We investigate the quantum phase transition of the O(3) nonlinear $\sigma$ model {\it without Berry phase} in two spacial dimensions. Utilizing the $CP^{1}$ representation of the nonlinear $\sigma$ model, we obtain an effective action in terms of bosonic spinons interacting via compact U(1) gauge fields. Based on the effective field theory, we find that the bosonic spinons are deconfined to emerge at the quantum critical point of the nonlinear $\sigma$ model.

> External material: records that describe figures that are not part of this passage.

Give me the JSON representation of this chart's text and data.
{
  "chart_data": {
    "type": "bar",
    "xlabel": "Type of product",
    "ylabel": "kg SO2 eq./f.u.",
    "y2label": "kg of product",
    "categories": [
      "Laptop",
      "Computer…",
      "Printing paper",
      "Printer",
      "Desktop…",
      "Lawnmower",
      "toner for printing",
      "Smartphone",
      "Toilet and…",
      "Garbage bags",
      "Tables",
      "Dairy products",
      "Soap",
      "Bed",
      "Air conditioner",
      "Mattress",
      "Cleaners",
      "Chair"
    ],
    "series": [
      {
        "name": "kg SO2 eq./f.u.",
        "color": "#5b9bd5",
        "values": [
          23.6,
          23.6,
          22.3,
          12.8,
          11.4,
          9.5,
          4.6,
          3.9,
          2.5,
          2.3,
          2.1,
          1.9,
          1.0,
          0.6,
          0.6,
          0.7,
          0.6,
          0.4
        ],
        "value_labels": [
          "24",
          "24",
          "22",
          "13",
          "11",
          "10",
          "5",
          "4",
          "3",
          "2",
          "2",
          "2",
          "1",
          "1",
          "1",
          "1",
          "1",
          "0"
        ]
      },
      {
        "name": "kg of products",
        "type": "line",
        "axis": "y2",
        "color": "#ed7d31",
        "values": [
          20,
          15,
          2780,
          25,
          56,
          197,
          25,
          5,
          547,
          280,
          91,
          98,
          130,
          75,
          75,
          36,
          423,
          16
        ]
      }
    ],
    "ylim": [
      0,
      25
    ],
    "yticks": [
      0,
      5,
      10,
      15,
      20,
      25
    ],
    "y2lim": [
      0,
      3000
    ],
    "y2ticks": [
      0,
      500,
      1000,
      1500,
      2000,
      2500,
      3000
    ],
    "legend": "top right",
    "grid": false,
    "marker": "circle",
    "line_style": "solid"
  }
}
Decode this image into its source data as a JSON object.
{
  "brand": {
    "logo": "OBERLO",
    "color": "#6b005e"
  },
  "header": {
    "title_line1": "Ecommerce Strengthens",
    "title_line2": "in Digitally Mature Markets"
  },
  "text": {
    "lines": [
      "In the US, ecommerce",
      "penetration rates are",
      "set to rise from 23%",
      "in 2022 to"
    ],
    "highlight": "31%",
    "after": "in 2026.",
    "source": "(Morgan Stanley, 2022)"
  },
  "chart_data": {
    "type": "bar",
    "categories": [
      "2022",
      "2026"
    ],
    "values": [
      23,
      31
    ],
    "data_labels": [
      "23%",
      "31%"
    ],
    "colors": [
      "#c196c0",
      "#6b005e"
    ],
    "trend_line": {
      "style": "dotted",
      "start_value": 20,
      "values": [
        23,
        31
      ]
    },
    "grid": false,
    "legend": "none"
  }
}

It is emphasized that the deconfinement of spinons is realized {\it in the absence of Berry phase}. This is in contrast to the previous study of Senthil et al. [Science {\bf 303}, 1490 (2004)], where the Berry phase plays a crucial role, resulting in the deconfinement of spinons. It is the reason why the deconfinement is obtained even in the absence of the Berry phase effect that the quantum critical point is described by the XY ("neutral") fixed point, not the IXY ("charged") fixed point. The IXY fixed point is shown to be unstable against instanton excitations and the instanton excitations are proliferated. {\it At the IXY fixed point it is the Berry phase effect that suppresses the instanton excitations, causing the deconfinement of spinons}. {\it On the other hand, the XY fixed point is found to be stable against instanton excitations because an effective internal charge is zero at the neutral XY fixed point}. As a result the deconfinement of spinons occurs at the quantum critical point of the O(3) nonlinear $\sigma$ model in two dimensions.